“Autocracy 2.0 hides behind formal online freedom to identify and monitor critical voices which are then silenced in the offline world.”
“Discussions about the internet and human rights must become more nuanced and more multi-stakeholder and cannot be left to governments alone.”
It is perhaps not surprising that human rights were a major point of discussion at the 7th Internet Governance Forum (IGF), which took place in Baku, Azerbaijan last week. Indeed, the IGF was a window into the abuse Azerbaijani citizens experience on a daily basis: harassment, restriction of written materials, self-censorship, hacking, and arbitrary restrictions to basic services.
Azerbaijan demonstrates the ways in which human rights issues weave in and out of online spaces. The internet may provide new opportunities to exercise fundamental rights and freedoms, but it can also be used in the violation of those rights. Online monitoring, propaganda, blackmail and State-sponsored cyber harassment are tools used by repressive regimes to exert power and silence dissent.

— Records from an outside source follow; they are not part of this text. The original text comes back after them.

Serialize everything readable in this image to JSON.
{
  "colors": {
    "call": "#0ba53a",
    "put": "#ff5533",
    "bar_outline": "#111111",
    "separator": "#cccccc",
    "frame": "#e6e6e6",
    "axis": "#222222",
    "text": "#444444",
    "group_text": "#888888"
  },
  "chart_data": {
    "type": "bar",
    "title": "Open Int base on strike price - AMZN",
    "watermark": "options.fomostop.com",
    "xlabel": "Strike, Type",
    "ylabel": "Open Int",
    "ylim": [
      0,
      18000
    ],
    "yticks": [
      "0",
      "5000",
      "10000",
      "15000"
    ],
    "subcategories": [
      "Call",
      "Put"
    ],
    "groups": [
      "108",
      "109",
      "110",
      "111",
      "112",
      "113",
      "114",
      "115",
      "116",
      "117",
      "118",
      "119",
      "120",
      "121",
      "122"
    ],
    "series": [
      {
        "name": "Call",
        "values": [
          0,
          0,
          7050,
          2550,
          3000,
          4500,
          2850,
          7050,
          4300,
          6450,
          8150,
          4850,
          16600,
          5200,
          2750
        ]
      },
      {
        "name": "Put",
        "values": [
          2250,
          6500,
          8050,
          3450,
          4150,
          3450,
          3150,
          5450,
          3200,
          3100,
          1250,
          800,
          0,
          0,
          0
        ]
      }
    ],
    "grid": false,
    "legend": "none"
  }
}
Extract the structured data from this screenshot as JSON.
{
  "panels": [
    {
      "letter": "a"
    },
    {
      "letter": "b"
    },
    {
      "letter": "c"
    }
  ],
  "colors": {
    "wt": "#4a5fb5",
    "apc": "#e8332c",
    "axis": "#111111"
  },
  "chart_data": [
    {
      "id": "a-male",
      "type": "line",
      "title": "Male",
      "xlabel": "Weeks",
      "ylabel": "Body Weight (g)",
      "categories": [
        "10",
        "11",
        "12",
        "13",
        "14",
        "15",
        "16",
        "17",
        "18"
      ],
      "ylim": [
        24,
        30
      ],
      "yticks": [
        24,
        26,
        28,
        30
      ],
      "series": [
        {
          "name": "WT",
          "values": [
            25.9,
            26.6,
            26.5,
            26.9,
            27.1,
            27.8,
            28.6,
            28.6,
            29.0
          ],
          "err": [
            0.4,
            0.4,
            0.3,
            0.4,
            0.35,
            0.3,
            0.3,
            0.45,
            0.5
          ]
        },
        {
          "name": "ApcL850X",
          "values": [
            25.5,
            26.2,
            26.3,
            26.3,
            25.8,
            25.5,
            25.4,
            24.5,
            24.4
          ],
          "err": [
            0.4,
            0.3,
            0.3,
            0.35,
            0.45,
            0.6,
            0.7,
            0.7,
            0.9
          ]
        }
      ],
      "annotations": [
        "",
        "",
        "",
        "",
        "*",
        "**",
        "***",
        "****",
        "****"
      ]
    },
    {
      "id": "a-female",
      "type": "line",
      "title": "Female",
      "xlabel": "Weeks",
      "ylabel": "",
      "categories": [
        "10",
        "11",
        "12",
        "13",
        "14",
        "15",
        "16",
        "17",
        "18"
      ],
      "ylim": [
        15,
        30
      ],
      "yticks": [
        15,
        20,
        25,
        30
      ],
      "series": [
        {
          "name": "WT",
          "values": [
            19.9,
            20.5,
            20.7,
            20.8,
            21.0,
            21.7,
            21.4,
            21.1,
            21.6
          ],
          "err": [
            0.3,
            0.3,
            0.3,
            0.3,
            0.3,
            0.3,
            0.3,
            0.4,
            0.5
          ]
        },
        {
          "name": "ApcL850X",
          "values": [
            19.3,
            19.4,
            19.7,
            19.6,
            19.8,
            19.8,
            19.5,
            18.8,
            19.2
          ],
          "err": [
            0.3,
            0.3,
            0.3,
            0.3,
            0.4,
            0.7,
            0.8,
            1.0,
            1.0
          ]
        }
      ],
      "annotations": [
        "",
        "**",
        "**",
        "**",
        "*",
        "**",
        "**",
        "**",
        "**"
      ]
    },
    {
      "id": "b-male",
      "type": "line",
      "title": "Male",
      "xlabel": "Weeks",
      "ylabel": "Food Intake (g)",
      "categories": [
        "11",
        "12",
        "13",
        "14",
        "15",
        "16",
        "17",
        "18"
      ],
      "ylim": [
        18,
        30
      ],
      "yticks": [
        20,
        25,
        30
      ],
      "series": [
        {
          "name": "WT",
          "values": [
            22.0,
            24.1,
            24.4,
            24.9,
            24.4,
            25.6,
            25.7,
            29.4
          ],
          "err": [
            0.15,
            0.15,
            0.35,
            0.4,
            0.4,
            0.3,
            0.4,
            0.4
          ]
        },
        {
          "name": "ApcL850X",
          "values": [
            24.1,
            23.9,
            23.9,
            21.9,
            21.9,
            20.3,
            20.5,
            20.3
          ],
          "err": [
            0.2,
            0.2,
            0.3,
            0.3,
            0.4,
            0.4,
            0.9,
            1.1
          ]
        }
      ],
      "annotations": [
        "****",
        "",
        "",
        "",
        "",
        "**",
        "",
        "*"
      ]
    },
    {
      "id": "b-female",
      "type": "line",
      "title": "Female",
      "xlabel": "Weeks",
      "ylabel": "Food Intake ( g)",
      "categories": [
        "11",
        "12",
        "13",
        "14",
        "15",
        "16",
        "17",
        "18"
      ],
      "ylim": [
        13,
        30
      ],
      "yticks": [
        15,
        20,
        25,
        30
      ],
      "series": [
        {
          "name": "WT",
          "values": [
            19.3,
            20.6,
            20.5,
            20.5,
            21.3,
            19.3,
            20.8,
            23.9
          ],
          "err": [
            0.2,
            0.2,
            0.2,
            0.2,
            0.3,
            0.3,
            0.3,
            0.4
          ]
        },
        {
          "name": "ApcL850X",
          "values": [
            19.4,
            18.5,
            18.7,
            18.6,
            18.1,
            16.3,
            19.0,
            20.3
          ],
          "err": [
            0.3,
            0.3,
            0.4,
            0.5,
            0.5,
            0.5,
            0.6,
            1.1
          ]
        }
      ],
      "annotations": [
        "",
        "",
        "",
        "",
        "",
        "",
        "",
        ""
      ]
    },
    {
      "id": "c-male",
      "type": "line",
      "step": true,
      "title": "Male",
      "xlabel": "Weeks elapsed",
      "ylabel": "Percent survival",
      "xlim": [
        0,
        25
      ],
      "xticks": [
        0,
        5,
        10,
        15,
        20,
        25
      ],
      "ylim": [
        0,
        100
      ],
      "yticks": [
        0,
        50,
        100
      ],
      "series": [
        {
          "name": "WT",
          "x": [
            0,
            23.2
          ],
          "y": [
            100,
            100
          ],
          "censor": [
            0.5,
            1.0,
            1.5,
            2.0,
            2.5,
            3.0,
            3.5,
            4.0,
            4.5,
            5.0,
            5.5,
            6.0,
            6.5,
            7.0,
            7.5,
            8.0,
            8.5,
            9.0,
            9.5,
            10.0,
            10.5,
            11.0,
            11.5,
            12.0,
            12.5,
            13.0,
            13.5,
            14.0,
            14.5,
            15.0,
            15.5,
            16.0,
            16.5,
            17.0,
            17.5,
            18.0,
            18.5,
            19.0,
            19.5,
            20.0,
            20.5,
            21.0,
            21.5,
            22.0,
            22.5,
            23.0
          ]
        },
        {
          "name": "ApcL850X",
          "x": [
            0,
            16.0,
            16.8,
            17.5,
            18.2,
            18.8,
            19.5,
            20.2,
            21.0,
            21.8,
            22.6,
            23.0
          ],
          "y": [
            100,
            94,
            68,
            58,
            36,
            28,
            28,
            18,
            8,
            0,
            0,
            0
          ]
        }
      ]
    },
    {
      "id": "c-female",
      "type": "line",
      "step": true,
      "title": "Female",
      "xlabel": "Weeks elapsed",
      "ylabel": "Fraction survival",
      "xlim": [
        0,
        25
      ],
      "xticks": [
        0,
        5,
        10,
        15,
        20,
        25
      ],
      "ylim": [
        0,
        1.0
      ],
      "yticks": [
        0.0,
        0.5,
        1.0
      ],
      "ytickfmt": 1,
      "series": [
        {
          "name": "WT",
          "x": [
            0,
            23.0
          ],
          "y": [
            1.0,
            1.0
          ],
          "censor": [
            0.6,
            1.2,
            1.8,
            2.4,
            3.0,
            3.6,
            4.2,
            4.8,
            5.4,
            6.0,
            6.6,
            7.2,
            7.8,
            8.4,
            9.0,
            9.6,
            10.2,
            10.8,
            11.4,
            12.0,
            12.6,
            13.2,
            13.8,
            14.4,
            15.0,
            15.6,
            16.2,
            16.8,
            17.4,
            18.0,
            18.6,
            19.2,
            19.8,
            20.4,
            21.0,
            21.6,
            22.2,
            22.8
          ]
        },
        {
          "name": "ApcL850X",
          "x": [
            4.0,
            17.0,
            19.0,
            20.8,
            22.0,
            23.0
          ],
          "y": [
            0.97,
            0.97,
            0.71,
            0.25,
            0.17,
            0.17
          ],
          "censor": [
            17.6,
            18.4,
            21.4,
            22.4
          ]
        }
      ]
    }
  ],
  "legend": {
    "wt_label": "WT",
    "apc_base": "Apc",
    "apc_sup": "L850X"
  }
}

While the tactics to intimidate, harass and detain journalists and bloggers have deteriorated freedom of expression in Azerbaijan, they also spurred more nuanced debate at the IGF on the complex interaction between the internet and human rights. In many cases this discussion was framed explicitly in workshops on freedom of expression and association, privacy, security and access. Discussion also included rights set out by the ICCPR, such as the right to economic development. The right to participate in public life was discussed in sessions on ICT-enabled open governance and transparency, and in a session on cross-border jurisdiction, Article 29 of the UNDHR was mentioned in the context of balancing individual and community rights, and the protection of public order. Transparency, accountability and proportionality were promoted by a broad range of stakeholders across workshops in order to promote and protect the rights of internet users.
The language of human rights was not only used in a positive context, but also by repressive governments, seeking to co-opt the human rights agenda to exert greater power over internet governance in the name of ‘national security’. However, as Bill Smith, Senior Policy Advisor at PayPal pointed out, it is possible to develop strategies that protect both privacy and security online.
PayPal was not the only private sector representative to engage with human rights issues at the IGF. At a workshop on rights-respecting telecoms, a representative of TeliaSonera suggested not only that every company has a duty to respect human rights, but that respecting human rights can provide a competitive advantage. Google also hosted a critical debate on freedom of expression in Azerbaijan during the IGF, between blogger Ali Novruzov and youth group leader Rauf Mardiyevon, which it posted online.
Although many participants at the IGF recognised the importance of cultural norms and power inequalities in shaping online spaces, there was often no clear agreement on strategies to respond to these challenges. In a session on women’s empowerment, several participants discussed the ways in which women’s rights are both exercised and violated in online spaces, and the strategies for tackling online violence against women. When several participants pointed to social and cultural differences in online activity as a rationale for ‘tailored responses’, Yara Sallam, a woman human rights defender (WHRD) working for Nazra in Egypt recalled the value of a framing based on universal human rights, which apply to everyone.
At the human rights roundtable, co-hosted by APC, discussion focused on the recent Human Rights Council resolution, signed by 85 countries, which recognises that the same human rights that apply offline, also apply online. Questions arose as to how governments and other actors can be held accountable for their violations of human rights on the internet, and the role of multi-stakeholder processes in protecting those rights. Anja Kovacs, from the Internet Democracy Project, pointed out that human rights discourse must not focus solely on individuals who live in repressed, authoritarian environments. Rights-respecting policies by democratic societies are essential to impacting the DNA of online culture, as criminal law is increasingly being written into the code and content layer of the internet. Fadlah Adams, from the South African Human Rights Commission (SAHRC), spoke about the role of national human rights institutions (NHRIs) in connecting civil society and government on internet rights issues, and in taking these issues forward into spaces such as the Human Rights Council and the Universal Periodic Review (UPR).
As the lessons of the 7th IGF reverberate through the online sphere, many internet activists and bloggers have asked “What now?” How can leaders who spoke so powerfully in Baku keep up the pressure, and meaningful support Azerbaijanis? How can exposure to the day-to-day reality of authoritarian regimes inspire more informed and nuanced forms of opposition?